The sell-off in the dollar can be put down to various reasons. Firstly, US inflation has started to roll off rapidly. This is shown below, with it shedding over 0.5% for the past couple of readings. Lower inflation eases pressure on the US Fed to raise rates, decreasing the yield potential of holding dollars.
Add into the mix the easing of Covid-19 restrictions in China. This re-opening came quicker than many expected. It helps to relieve supply chain problems for manufacturers, as well as boosting workforce participation and efficiency levels. In turn, this helps investors to feel more confident in moving into riskier assets, ditching the safe haven USD in the process.
Finally, we note that from a technical perspective, the DXY was ripe for a correction lower. The rapid pace of appreciation in 2022 ( it was up 20% for the year at one point) is unusual in the currency markets.
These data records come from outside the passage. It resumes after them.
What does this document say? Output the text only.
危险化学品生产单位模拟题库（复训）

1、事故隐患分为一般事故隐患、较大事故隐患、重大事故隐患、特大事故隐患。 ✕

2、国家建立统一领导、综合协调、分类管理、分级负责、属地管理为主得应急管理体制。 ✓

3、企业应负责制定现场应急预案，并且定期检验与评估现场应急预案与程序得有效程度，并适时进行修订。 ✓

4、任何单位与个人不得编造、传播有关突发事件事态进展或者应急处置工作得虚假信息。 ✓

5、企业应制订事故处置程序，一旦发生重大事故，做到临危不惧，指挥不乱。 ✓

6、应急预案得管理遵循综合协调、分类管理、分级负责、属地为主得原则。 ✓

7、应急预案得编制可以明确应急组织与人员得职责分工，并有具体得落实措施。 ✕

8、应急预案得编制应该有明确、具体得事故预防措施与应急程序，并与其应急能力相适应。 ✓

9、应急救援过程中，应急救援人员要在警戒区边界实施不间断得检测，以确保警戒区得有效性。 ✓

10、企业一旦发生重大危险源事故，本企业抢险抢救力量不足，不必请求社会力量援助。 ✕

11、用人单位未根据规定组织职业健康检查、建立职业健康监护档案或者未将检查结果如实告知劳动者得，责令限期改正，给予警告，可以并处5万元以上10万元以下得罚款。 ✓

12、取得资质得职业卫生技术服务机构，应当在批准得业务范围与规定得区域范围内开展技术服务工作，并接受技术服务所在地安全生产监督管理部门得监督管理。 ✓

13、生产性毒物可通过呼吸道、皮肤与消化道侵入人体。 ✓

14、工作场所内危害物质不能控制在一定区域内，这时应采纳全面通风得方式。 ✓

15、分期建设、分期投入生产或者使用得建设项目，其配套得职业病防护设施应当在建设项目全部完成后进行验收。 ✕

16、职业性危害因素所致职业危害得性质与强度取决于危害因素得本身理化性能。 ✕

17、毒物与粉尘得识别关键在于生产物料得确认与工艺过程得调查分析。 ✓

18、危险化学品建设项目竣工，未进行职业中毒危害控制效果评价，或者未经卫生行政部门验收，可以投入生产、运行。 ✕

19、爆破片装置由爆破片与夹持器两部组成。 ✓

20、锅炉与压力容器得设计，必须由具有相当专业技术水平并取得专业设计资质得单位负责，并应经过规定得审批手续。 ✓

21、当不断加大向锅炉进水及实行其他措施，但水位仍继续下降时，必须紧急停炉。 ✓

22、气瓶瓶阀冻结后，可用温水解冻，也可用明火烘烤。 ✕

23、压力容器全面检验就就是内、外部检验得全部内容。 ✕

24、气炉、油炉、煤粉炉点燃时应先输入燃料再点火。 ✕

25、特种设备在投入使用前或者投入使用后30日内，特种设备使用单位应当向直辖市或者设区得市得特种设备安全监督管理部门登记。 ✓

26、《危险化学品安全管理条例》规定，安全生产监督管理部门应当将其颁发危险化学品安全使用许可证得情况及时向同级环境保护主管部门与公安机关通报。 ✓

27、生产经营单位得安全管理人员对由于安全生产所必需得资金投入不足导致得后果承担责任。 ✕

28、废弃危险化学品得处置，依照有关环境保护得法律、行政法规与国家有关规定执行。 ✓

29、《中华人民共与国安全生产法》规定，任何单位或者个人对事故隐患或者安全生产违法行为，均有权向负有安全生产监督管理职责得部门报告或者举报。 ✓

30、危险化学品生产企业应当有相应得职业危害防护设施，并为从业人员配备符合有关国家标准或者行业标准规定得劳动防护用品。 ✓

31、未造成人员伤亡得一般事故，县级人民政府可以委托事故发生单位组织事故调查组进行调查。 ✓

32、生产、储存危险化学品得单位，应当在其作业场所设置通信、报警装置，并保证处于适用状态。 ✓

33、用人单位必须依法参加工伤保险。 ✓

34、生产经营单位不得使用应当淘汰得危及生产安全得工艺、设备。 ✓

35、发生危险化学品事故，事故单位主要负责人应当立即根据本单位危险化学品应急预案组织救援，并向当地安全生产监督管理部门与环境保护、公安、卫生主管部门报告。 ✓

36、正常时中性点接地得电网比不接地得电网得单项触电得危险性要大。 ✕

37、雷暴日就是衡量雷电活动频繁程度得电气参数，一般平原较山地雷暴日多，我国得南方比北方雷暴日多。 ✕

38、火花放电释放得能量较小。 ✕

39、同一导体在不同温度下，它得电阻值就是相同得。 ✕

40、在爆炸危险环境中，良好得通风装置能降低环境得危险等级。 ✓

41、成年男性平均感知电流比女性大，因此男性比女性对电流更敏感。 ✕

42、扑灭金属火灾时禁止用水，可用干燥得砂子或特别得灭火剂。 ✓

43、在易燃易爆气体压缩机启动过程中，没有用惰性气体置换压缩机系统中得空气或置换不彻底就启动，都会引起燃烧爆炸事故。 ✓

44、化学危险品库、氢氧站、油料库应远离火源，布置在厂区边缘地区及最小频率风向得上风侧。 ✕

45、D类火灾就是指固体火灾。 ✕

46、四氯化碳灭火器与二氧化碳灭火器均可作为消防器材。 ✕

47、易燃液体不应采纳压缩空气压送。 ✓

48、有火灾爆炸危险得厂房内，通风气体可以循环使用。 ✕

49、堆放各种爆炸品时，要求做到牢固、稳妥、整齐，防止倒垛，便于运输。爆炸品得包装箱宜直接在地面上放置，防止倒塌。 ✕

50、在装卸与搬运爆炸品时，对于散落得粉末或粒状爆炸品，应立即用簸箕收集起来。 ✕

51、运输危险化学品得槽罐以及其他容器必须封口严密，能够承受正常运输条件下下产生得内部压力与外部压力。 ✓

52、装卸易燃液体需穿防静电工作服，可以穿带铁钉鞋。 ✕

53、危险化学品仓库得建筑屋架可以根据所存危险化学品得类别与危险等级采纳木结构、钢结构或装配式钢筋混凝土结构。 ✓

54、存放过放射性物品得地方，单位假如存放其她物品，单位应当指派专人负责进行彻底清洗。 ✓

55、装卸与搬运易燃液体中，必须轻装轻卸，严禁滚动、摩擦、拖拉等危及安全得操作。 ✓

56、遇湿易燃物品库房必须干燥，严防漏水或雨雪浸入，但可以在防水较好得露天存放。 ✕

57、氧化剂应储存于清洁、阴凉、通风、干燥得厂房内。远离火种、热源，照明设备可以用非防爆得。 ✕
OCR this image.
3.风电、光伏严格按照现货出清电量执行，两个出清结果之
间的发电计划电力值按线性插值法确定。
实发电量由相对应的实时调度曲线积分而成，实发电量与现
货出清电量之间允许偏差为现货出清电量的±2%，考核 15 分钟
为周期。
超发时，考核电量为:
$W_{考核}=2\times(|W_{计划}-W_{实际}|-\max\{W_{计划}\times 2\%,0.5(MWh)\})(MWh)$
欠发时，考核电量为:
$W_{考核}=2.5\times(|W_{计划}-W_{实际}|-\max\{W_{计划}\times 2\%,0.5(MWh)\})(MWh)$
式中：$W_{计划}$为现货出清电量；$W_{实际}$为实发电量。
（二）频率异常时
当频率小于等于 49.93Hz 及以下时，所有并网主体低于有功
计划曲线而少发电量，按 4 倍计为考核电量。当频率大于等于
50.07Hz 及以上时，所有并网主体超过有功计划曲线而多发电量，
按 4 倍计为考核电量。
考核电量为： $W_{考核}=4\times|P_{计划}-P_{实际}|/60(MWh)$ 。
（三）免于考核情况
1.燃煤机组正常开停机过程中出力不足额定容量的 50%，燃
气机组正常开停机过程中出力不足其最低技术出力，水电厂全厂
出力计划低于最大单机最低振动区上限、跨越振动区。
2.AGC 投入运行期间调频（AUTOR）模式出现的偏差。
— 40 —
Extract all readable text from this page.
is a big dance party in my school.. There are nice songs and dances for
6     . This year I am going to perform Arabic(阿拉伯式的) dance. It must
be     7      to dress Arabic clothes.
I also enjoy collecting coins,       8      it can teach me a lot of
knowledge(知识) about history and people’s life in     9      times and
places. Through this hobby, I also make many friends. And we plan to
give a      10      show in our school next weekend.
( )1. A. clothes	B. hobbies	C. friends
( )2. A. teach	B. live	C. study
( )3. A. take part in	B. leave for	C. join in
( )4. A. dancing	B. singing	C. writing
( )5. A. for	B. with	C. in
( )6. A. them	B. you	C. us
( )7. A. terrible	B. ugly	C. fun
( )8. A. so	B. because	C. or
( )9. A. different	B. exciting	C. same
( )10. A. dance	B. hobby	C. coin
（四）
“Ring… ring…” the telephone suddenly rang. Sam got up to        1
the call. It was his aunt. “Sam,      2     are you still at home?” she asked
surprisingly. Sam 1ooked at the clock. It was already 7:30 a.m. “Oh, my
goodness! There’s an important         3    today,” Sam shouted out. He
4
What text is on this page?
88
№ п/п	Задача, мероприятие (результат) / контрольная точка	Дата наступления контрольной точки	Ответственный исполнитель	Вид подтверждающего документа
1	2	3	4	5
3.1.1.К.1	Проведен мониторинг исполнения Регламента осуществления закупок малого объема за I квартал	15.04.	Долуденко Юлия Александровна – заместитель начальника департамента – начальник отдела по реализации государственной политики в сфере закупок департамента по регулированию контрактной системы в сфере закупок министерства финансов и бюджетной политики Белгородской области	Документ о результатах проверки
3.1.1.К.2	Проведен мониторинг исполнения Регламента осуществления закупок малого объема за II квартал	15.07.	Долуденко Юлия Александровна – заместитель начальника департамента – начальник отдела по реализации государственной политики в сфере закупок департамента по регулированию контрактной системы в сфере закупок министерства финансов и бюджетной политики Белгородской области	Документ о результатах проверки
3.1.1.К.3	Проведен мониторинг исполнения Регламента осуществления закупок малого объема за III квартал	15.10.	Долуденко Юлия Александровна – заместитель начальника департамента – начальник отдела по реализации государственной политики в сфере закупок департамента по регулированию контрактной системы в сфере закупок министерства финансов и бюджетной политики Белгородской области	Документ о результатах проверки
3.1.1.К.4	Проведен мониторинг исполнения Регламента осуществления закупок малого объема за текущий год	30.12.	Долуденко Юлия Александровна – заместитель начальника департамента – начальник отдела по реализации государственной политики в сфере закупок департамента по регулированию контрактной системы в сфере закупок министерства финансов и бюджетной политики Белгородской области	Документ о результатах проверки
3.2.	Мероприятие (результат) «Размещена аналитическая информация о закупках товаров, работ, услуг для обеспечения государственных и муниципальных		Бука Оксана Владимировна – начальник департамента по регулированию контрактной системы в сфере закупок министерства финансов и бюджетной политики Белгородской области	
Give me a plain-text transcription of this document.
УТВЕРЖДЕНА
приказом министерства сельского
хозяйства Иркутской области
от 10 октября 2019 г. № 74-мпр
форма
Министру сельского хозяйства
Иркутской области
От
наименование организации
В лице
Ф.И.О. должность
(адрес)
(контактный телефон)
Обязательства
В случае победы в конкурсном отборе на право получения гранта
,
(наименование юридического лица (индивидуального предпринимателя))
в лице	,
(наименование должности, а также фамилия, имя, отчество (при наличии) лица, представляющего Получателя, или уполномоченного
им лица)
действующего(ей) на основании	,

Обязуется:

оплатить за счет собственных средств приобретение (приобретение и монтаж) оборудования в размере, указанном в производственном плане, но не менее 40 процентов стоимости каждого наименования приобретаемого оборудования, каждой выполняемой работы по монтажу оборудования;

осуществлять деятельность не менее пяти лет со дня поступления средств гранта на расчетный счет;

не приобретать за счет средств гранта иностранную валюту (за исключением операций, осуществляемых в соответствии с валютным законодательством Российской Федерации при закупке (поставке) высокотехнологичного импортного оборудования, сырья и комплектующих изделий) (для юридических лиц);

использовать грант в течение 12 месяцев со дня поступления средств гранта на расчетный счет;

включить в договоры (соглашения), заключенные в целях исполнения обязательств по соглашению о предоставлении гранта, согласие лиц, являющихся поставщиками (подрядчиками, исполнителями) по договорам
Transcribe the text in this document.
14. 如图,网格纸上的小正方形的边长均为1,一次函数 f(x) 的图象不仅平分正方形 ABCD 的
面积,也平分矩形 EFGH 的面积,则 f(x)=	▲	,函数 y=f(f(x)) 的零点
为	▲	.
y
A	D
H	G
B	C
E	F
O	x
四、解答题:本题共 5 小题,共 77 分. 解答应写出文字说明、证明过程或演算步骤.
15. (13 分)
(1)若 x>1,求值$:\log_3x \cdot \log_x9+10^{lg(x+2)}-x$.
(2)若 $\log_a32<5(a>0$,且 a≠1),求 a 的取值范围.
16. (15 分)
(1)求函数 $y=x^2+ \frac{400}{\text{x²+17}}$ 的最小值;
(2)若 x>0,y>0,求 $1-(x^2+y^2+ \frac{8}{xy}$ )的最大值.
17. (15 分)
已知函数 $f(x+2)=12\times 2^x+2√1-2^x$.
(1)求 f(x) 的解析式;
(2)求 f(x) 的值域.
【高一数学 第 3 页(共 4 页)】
The DXY itself was flagging up on traditional indicators as being overbought. Therefore, xUSD pairs were also looking very overbought/oversold, including USD/JPY, EUR/USD and USD/CHF.
We’re not out of the woods yet
Despite this correction down to ~102.00, we don’t feel now is the time to short the dollar index.
The inherent risks globally are still high, and we feel the market may be experiencing some misplaced optimism right now.
Take GBP/USD, which has rallied recently to 6-month highs above 1.24. The fundamentals do not support this move continuing higher. UK manufacturing and services PMI’s released earlier this week shown contractionary numbers. The elevated base rate is continuing to put pressure on those re-mortgaging, with payments becoming an increasingly high proportion of take-home pay. This in turn weakens the housing market. On top of all of this, inflation is still running above 10% (10.5% in the latest release). We think this all points to flows moving out of GBP and into USD in coming weeks.
We’re also cautious about the state of corporate earnings that are due out over the next 2-3 weeks. The retail sales readings (see below) for the US have been very poor for Nov and Dec, and we fear this will spill over into the Q4 earnings reports. If we are correct in this thinking, not only will it send US equities lower but it will also see inflows back into USD as a haven.
Some will flag that this would be a short-term move, only relevant for the next month. This is true, but if this causes an X% rally in the DXY, it provides a much better entry point to re-establish short trades than current levels.
There could also be a realisation that the tensions with Russia and the West are not thawing out. The war in Ukraine is far from over, and although we don’t think the situation will go nuclear, we did note the Bulletin of the Atomic Scientists announcing the latest Doomsday Clock time. The impact of Putin and war was one key factor that moved the needle to 90 seconds to midnight, the closest it has ever been.
As a traditional safe haven asset, we think investors will look to allocate funds to the dollar in the short-term to try and compensate for both political and economic risks.
Even if you strip out all the associated risks in the near-term, the appeal of the dollar is there from a high-yield perspective. The projected 5% terminal rate by early spring will put it only behind NZD as the highest yield in the G10 space. This will continue to give it carry trade advantages, where clients buy USD and sell the likes of EUR, CHF and JPY to pick up income.
Let’s not forget the overlay implications for the dollar. Given the relatively depressed levels in equity and bond markets after the 2022 rout, foreign investors likely have to sell X and buy USD to then purchase stocks and bonds. This should be the most pronounced over the next couple of months.
Down, but not out
We feel that the DXY will finish 2023 lower than it is now. Yet we don’t feel that now is the time to jump in. Rather, we anticipate a short-term move back higher in the index in coming weeks/end of Q1. At that point, we feel there will come a time to get a good entry point to establish short positions.